Mackenzie remained in her wicker chair, remembering Carine explaining to her what it was like to have become an orphan at three years old. “That was the worst,” she said. “And to leave behind three children.”
Bernadette looked away from the lake, her incisive gaze now on her neighbor from across the lake. “But the scope of that tragedy made it all too easy for us all to minimize other things that happened here in the valley. It gave us a perspective we wouldn’t have had otherwise, and we tried – I think we all tried to let it make us stronger, better people. Wiser, even. Because what other choice was there?”
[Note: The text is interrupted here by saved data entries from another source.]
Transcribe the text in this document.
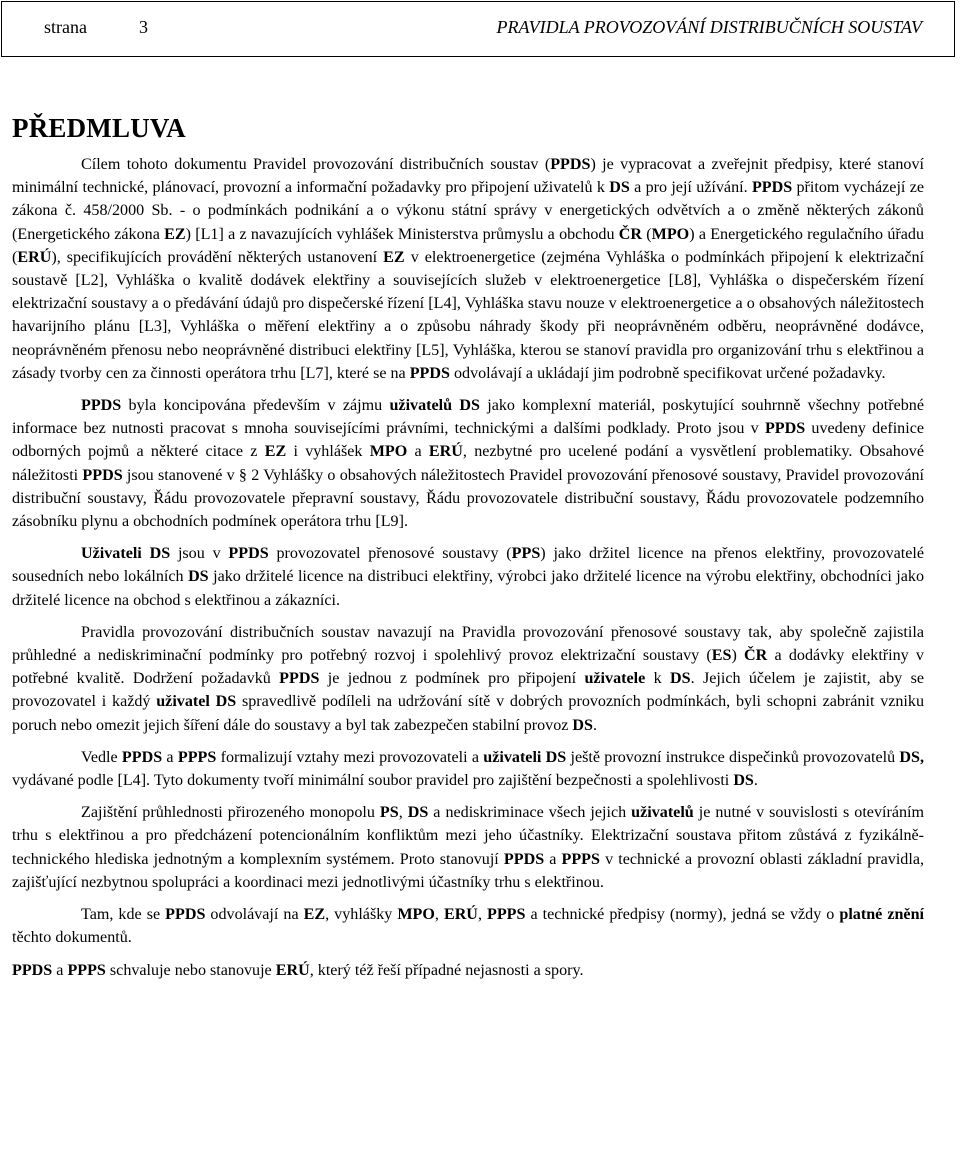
strana	3	PRAVIDLA PROVOZOVÁNÍ DISTRIBUČNÍCH SOUSTAV
PŘEDMLUVA
Cílem tohoto dokumentu Pravidel provozování distribučních soustav (PPDS) je vypracovat a zveřejnit předpisy, které stanoví minimální technické, plánovací, provozní a informační požadavky pro připojení uživatelů k DS a pro její užívání. PPDS přitom vycházejí ze zákona č. 458/2000 Sb. - o podmínkách podnikání a o výkonu státní správy v energetických odvětvích a o změně některých zákonů (Energetického zákona EZ) [L1] a z navazujících vyhlášek Ministerstva průmyslu a obchodu ČR (MPO) a Energetického regulačního úřadu (ERÚ), specifikujících provádění některých ustanovení EZ v elektroenergetice (zejména Vyhláška o podmínkách připojení k elektrizační soustavě [L2], Vyhláška o kvalitě dodávek elektřiny a souvisejících služeb v elektroenergetice [L8], Vyhláška o dispečerském řízení elektrizační soustavy a o předávání údajů pro dispečerské řízení [L4], Vyhláška stavu nouze v elektroenergetice a o obsahových náležitostech havarijního plánu [L3], Vyhláška o měření elektřiny a o způsobu náhrady škody při neoprávněném odběru, neoprávněné dodávce, neoprávněném přenosu nebo neoprávněné distribuci elektřiny [L5], Vyhláška, kterou se stanoví pravidla pro organizování trhu s elektřinou a zásady tvorby cen za činnosti operátora trhu [L7], které se na PPDS odvolávají a ukládají jim podrobně specifikovat určené požadavky.
PPDS byla koncipována především v zájmu uživatelů DS jako komplexní materiál, poskytující souhrnně všechny potřebné informace bez nutnosti pracovat s mnoha souvisejícími právními, technickými a dalšími podklady. Proto jsou v PPDS uvedeny definice odborných pojmů a některé citace z EZ i vyhlášek MPO a ERÚ, nezbytné pro ucelené podání a vysvětlení problematiky. Obsahové náležitosti PPDS jsou stanovené v § 2 Vyhlášky o obsahových náležitostech Pravidel provozování přenosové soustavy, Pravidel provozování distribuční soustavy, Řádu provozovatele přepravní soustavy, Řádu provozovatele distribuční soustavy, Řádu provozovatele podzemního zásobníku plynu a obchodních podmínek operátora trhu [L9].
Uživateli DS jsou v PPDS provozovatel přenosové soustavy (PPS) jako držitel licence na přenos elektřiny, provozovatelé sousedních nebo lokálních DS jako držitelé licence na distribuci elektřiny, výrobci jako držitelé licence na výrobu elektřiny, obchodníci jako držitelé licence na obchod s elektřinou a zákazníci.
Pravidla provozování distribučních soustav navazují na Pravidla provozování přenosové soustavy tak, aby společně zajistila průhledné a nediskriminační podmínky pro potřebný rozvoj i spolehlivý provoz elektrizační soustavy (ES) ČR a dodávky elektřiny v potřebné kvalitě. Dodržení požadavků PPDS je jednou z podmínek pro připojení uživatele k DS. Jejich účelem je zajistit, aby se provozovatel i každý uživatel DS spravedlivě podíleli na udržování sítě v dobrých provozních podmínkách, byli schopni zabránit vzniku poruch nebo omezit jejich šíření dále do soustavy a byl tak zabezpečen stabilní provoz DS.
Vedle PPDS a PPPS formalizují vztahy mezi provozovateli a uživateli DS ještě provozní instrukce dispečinků provozovatelů DS, vydávané podle [L4]. Tyto dokumenty tvoří minimální soubor pravidel pro zajištění bezpečnosti a spolehlivosti DS.
Zajištění průhlednosti přirozeného monopolu PS, DS a nediskriminace všech jejich uživatelů je nutné v souvislosti s otevíráním trhu s elektřinou a pro předcházení potencionálním konfliktům mezi jeho účastníky. Elektrizační soustava přitom zůstává z fyzikálně-technického hlediska jednotným a komplexním systémem. Proto stanovují PPDS a PPPS v technické a provozní oblasti základní pravidla, zajišťující nezbytnou spolupráci a koordinaci mezi jednotlivými účastníky trhu s elektřinou.
Tam, kde se PPDS odvolávají na EZ, vyhlášky MPO, ERÚ, PPPS a technické předpisy (normy), jedná se vždy o platné znění těchto dokumentů.
PPDS a PPPS schvaluje nebo stanovuje ERÚ, který též řeší případné nejasnosti a spory.
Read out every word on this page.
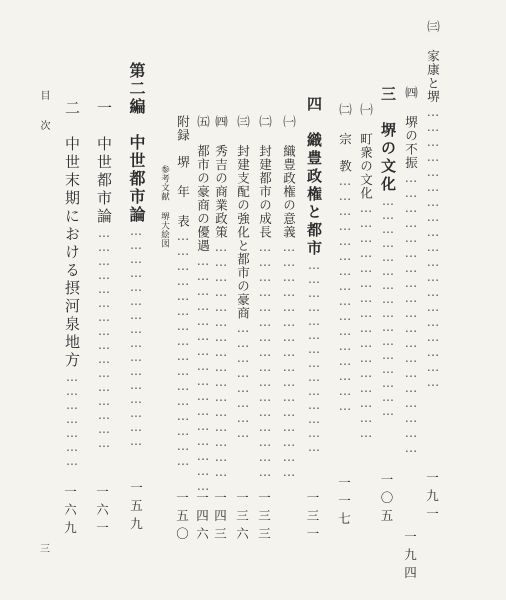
㈢ 家康と堺…………………………………………………
一九一
㈣ 堺の不振…………………………………………………
一九四
三　堺の文化…………………………………………
一〇五
㈠ 町衆の文化…………………………………………
㈡ 宗　教…………………………………………
一一七
四　織豊政権と都市……………………………………
一三一
㈠ 織豊政権の意義…………………………………………
㈡ 封建都市の成長…………………………………………
一三三
㈢ 封建支配の強化と都市の豪商……………………
一三六
㈣ 秀吉の商業政策…………………………………………
一四三
㈤ 都市の豪商の優遇…………………………………………
一四六
附録　堺 年 表…………………………………………
一五〇
参考文献
堺大絵図
第二編　中世都市論…………………………………………
一五九
一　中世都市論…………………………………………
一六一
二　中世末期における摂河泉地方…………………
一六九
目
次
三
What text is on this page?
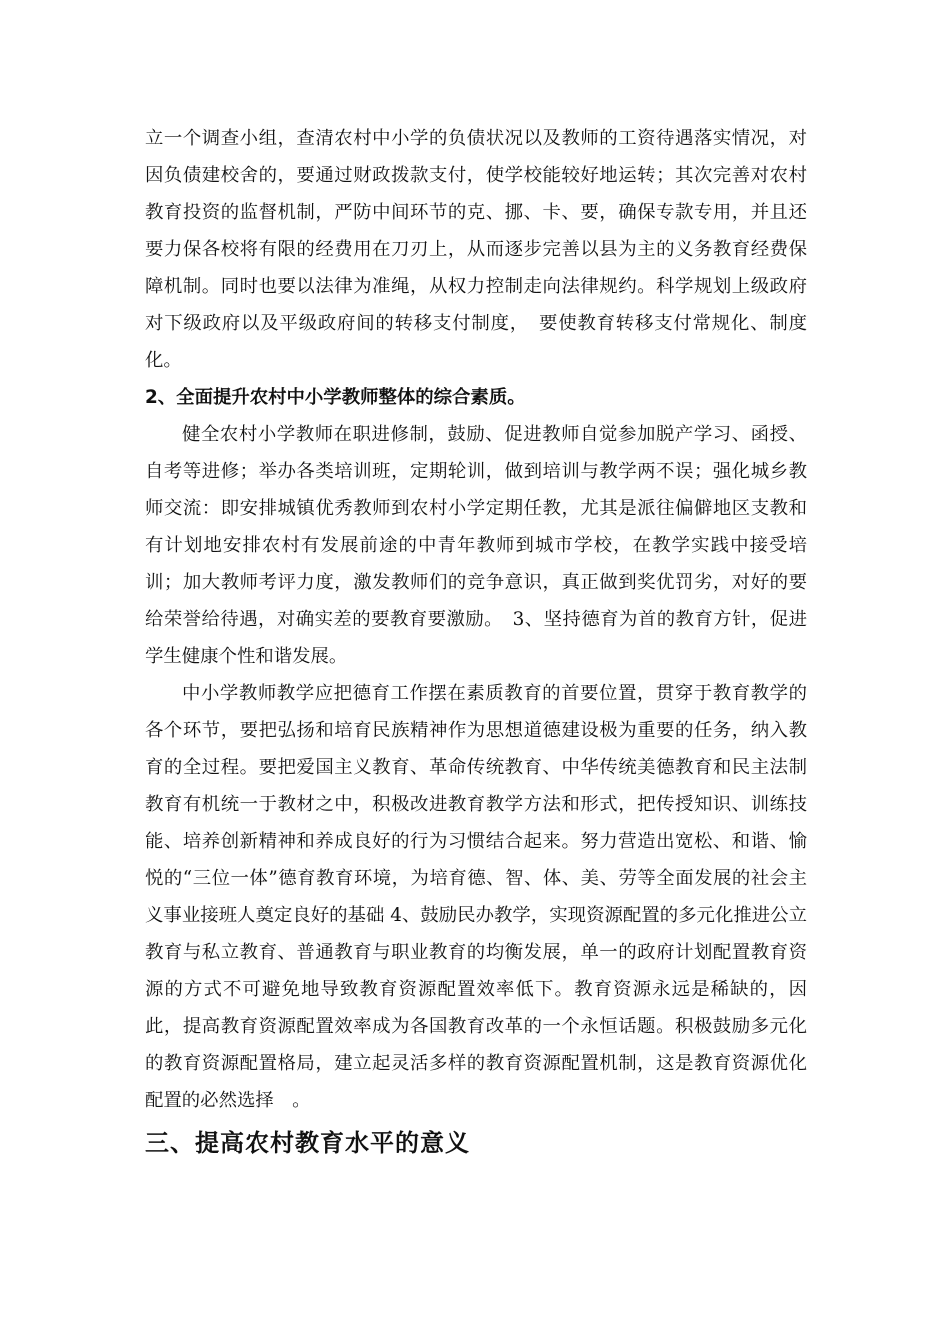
立一个调查小组，查清农村中小学的负债状况以及教师的工资待遇落实情况，对因负债建校舍的，要通过财政拨款支付，使学校能较好地运转；其次完善对农村教育投资的监督机制，严防中间环节的克、挪、卡、要，确保专款专用，并且还要力保各校将有限的经费用在刀刃上，从而逐步完善以县为主的义务教育经费保障机制。同时也要以法律为准绳，从权力控制走向法律规约。科学规划上级政府对下级政府以及平级政府间的转移支付制度，　要使教育转移支付常规化、制度化。

2、全面提升农村中小学教师整体的综合素质。

健全农村小学教师在职进修制，鼓励、促进教师自觉参加脱产学习、函授、自考等进修；举办各类培训班，定期轮训，做到培训与教学两不误；强化城乡教师交流：即安排城镇优秀教师到农村小学定期任教，尤其是派往偏僻地区支教和有计划地安排农村有发展前途的中青年教师到城市学校，在教学实践中接受培训；加大教师考评力度，激发教师们的竞争意识，真正做到奖优罚劣，对好的要给荣誉给待遇，对确实差的要教育要激励。　3、坚持德育为首的教育方针，促进学生健康个性和谐发展。

中小学教师教学应把德育工作摆在素质教育的首要位置，贯穿于教育教学的各个环节，要把弘扬和培育民族精神作为思想道德建设极为重要的任务，纳入教育的全过程。要把爱国主义教育、革命传统教育、中华传统美德教育和民主法制教育有机统一于教材之中，积极改进教育教学方法和形式，把传授知识、训练技能、培养创新精神和养成良好的行为习惯结合起来。努力营造出宽松、和谐、愉悦的“三位一体”德育教育环境，为培育德、智、体、美、劳等全面发展的社会主义事业接班人奠定良好的基础 4、鼓励民办教学，实现资源配置的多元化推进公立教育与私立教育、普通教育与职业教育的均衡发展，单一的政府计划配置教育资源的方式不可避免地导致教育资源配置效率低下。教育资源永远是稀缺的，因此，提高教育资源配置效率成为各国教育改革的一个永恒话题。积极鼓励多元化的教育资源配置格局，建立起灵活多样的教育资源配置机制，这是教育资源优化配置的必然选择　。

三、提高农村教育水平的意义
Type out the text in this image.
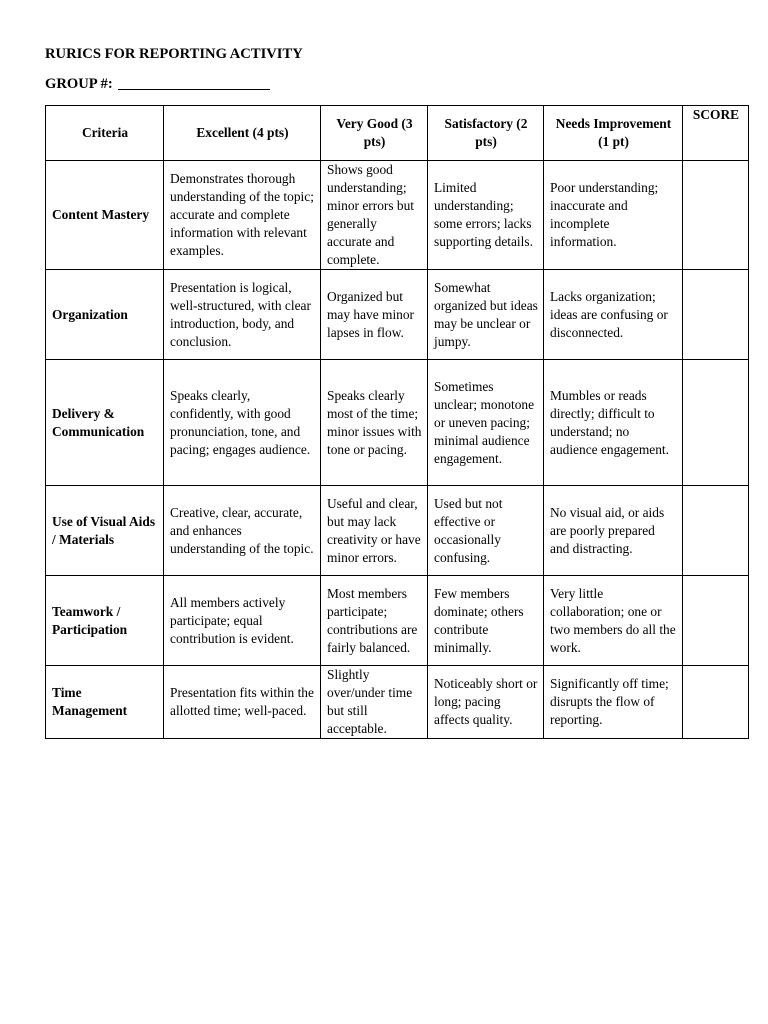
RURICS FOR REPORTING ACTIVITY
GROUP #:
Criteria	Excellent (4 pts)	Very Good (3 pts)	Satisfactory (2 pts)	Needs Improvement (1 pt)	SCORE
Content Mastery	Demonstrates thorough understanding of the topic; accurate and complete information with relevant examples.	Shows good understanding; minor errors but generally accurate and complete.	Limited understanding; some errors; lacks supporting details.	Poor understanding; inaccurate and incomplete information.	
Organization	Presentation is logical, well-structured, with clear introduction, body, and conclusion.	Organized but may have minor lapses in flow.	Somewhat organized but ideas may be unclear or jumpy.	Lacks organization; ideas are confusing or disconnected.	
Delivery & Communication	Speaks clearly, confidently, with good pronunciation, tone, and pacing; engages audience.	Speaks clearly most of the time; minor issues with tone or pacing.	Sometimes unclear; monotone or uneven pacing; minimal audience engagement.	Mumbles or reads directly; difficult to understand; no audience engagement.	
Use of Visual Aids / Materials	Creative, clear, accurate, and enhances understanding of the topic.	Useful and clear, but may lack creativity or have minor errors.	Used but not effective or occasionally confusing.	No visual aid, or aids are poorly prepared and distracting.	
Teamwork / Participation	All members actively participate; equal contribution is evident.	Most members participate; contributions are fairly balanced.	Few members dominate; others contribute minimally.	Very little collaboration; one or two members do all the work.	
Time Management	Presentation fits within the allotted time; well-paced.	Slightly over/under time but still acceptable.	Noticeably short or long; pacing affects quality.	Significantly off time; disrupts the flow of reporting.	
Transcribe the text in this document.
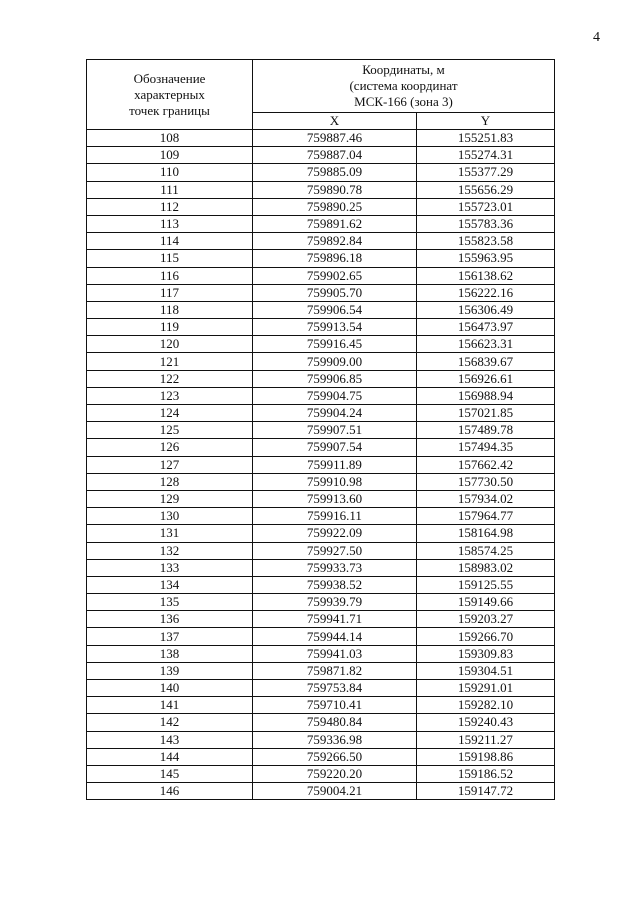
4
Обозначение
характерных
точек границы	Координаты, м
(система координат
МСК-166 (зона 3)	

	X	Y
108	759887.46	155251.83
109	759887.04	155274.31
110	759885.09	155377.29
111	759890.78	155656.29
112	759890.25	155723.01
113	759891.62	155783.36
114	759892.84	155823.58
115	759896.18	155963.95
116	759902.65	156138.62
117	759905.70	156222.16
118	759906.54	156306.49
119	759913.54	156473.97
120	759916.45	156623.31
121	759909.00	156839.67
122	759906.85	156926.61
123	759904.75	156988.94
124	759904.24	157021.85
125	759907.51	157489.78
126	759907.54	157494.35
127	759911.89	157662.42
128	759910.98	157730.50
129	759913.60	157934.02
130	759916.11	157964.77
131	759922.09	158164.98
132	759927.50	158574.25
133	759933.73	158983.02
134	759938.52	159125.55
135	759939.79	159149.66
136	759941.71	159203.27
137	759944.14	159266.70
138	759941.03	159309.83
139	759871.82	159304.51
140	759753.84	159291.01
141	759710.41	159282.10
142	759480.84	159240.43
143	759336.98	159211.27
144	759266.50	159198.86
145	759220.20	159186.52
146	759004.21	159147.72
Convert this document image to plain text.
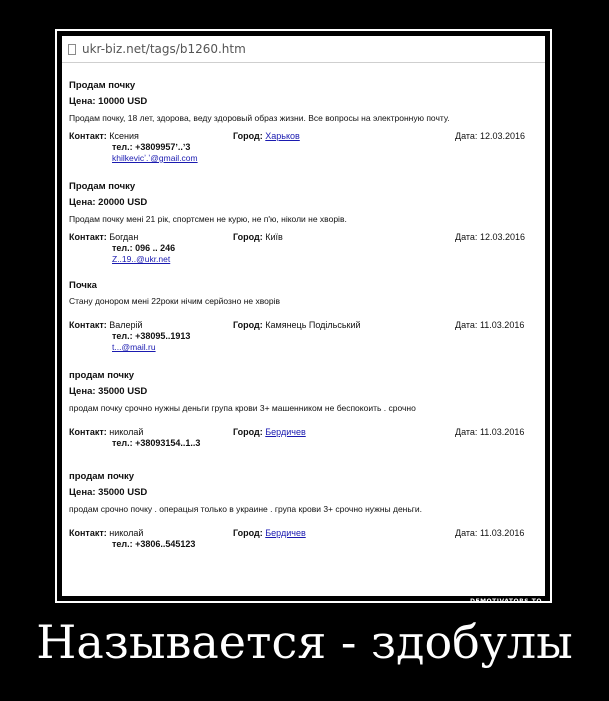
ukr-biz.net/tags/b1260.htm
Продам почку
Цена: 10000 USD
Продам почку, 18 лет, здорова, веду здоровый образ жизни. Все вопросы на электронную почту.
Контакт: Ксения	Город: Харьков	Дата: 12.03.2016
тел.: +3809957ʼ..ʼ3
khilkevicʼ.ʼ@gmail.com
Продам почку
Цена: 20000 USD
Продам почку мені 21 рік, спортсмен не курю, не п'ю, ніколи не хворів.
Контакт: Богдан	Город: Київ	Дата: 12.03.2016
тел.: 096 .. 246
Z..19..@ukr.net
Почка
Стану донором мені 22роки нічим серйозно не хворів
Контакт: Валерій	Город: Камянець Подільський	Дата: 11.03.2016
тел.: +38095..1913
t...@mail.ru
продам почку
Цена: 35000 USD
продам почку срочно нужны деньги група крови 3+ машенником не беспокоить . срочно
Контакт: николай	Город: Бердичев	Дата: 11.03.2016
тел.: +38093154..1..3
продам почку
Цена: 35000 USD
продам срочно почку . операцыя только в украине . група крови 3+ срочно нужны деньги.
Контакт: николай	Город: Бердичев	Дата: 11.03.2016
тел.: +3806..545123
DEMOTIVATORS.TO
Называется - здобулы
“Beanie.” Mackenzie thought she could see where this was going. “Please. Don’t judge yourself.”
“We were all too slow to recognize the effects of what happened to your father on you. Kevin hadn’t died up on the ridge. You weren’t orphaned.” She sighed, turning away from the screen and sitting back down. “Well. The past is what it is. I can’t take any of what I did back.”
“None of us can,” Mackenzie said.
Bernadette frowned at her. “You’re so young. You can’t have many regrets. What would you do differently?”
“For starters, I’d have recognized Jesse when he slashed me.”
“That was only a week ago!”
“It’s in the past. It counts.”
At first, Bernadette look dumbstruck, a rarity for her. Then, all at once, she burst into laughter. “Oh, Mackenzie. I swear, if changing anything about the past made you any different…” But she didn’t finish, just motioned toward the lake with the arm on her uninjured side. “I want you to have your own spot on this lake.”
“I do -”
She shook her head. “You don’t. Your parents do, and I do, but we’re all going to live to a hundred. You should have a spot now, while you’re young. Let your children grow up here, even if it’s only for summers and holidays.”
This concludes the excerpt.